In the last two chapters, Marsh discusses the nature of plagiarism in the age of Internet, compares contemporary plagiarism to earlier versions, and analyzes how plagiarism debates, especially within higher education, have changed in response to the computer age and its technologies of writing. Here the book shifts the horizons of scholarship. Since some studies suggest there is less Internet plagiarism than we believe, Marsh suggests that the change is in professorial willingness to report it and institutions willingness to fight it through assignment reform, rule enforcement, awareness campaigns, focus on academic honesty, education on intellectual property and plagiarism as well as Internet-based solutions. Analyzing four plagiarism detection services, Glatt Plagiarism Services, Essay Verification Engine (EVE2), Plagiarism-finder, and Turnitin.com, the last chapter shows that this new industry attempts to control information flows. Detection services, whether they reduce plagiarism or not, are outsourced education, transferring a teacher’s authority and responsibility to commercial enterprise. They offer “idealized technotopic solution to perennial administrative problems” (145). Internet entrepreneurs, selling papers or selling traps, interpolate students into identities of duplicity or originality and decrease their position as learners in an intertextual literacy. While they situate teachers in role of hunter, using the Internet strategically to find plagiarism, the industry privileges modernism’s conventions of authorship over student writing.

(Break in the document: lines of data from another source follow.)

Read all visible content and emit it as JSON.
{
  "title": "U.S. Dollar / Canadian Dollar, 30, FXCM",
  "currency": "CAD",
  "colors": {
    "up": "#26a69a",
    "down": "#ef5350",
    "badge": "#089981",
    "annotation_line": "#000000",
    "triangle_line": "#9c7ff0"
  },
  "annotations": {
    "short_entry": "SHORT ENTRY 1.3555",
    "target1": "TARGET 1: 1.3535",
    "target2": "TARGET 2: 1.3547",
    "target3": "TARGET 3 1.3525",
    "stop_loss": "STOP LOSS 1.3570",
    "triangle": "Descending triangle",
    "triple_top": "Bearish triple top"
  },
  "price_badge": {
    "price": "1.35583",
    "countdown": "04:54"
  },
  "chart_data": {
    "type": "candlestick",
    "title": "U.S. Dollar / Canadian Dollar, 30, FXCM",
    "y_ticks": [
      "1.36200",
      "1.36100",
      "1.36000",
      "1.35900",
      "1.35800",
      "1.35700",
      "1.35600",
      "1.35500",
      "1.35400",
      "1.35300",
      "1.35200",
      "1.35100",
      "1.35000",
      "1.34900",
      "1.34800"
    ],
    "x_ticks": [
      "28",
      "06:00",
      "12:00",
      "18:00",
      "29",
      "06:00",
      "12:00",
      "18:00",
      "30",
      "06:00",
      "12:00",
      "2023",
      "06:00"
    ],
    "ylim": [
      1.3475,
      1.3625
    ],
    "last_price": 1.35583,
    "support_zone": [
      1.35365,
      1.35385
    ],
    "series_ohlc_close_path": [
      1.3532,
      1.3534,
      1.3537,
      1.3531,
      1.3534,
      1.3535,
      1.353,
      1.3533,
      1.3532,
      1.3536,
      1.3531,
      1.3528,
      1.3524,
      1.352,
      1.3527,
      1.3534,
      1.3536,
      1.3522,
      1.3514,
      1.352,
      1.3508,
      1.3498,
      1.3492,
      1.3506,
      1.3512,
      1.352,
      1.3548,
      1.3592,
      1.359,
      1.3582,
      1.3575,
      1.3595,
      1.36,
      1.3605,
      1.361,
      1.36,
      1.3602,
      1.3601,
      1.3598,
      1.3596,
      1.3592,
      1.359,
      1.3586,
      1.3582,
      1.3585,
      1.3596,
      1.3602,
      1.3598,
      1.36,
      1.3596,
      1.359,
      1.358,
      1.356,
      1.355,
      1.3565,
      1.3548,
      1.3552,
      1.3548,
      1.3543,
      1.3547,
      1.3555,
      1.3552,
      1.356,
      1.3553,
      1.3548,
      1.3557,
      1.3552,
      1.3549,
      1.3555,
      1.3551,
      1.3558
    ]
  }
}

Since new technology raises new questions, Marsh concludes by asking writing instructors to consider what questions about Internet “cheating” and higher education are critical to understanding the deep differences between print and computer literacy. He begins to script answers to several, including “Does Internet plagiarism in the age of post-media composition represent one of the many laudable literacies students with a new ‘communication ability’ bring to the classroom, or is it, as it always has been, a fraudulent or failed venture in the realm of compositional technique, multimodal or otherwise?” (154). While I find that Marsh idealizes the “communication ability” and literacy skills of my “post-media” students and the possibilities of multimodal instruction, the pedagogical dangers of industrial university and the normative assumptions of detection services do call for further investigation and theorization. This book—seemingly focused on plagiarism—takes us to brink of asking and answering questions about intertextuality, the ownership of writing, pedagogy in the industrial university, indeed the ownership of the university. Given the confines of this project, I know it is not fair to ask Marsh to push further, yet that is what I want, what we need as teachers preparing students for new technologies and disciplinary apparatus which we do not yet understand and may have reason to fear. Plagiarism offers an analysis of technologies that is both current and prophetic. I picked up this book to engage in the provocative pleasures of plagiarism, but I come away worried about capitalist forces coming to bear on student writing.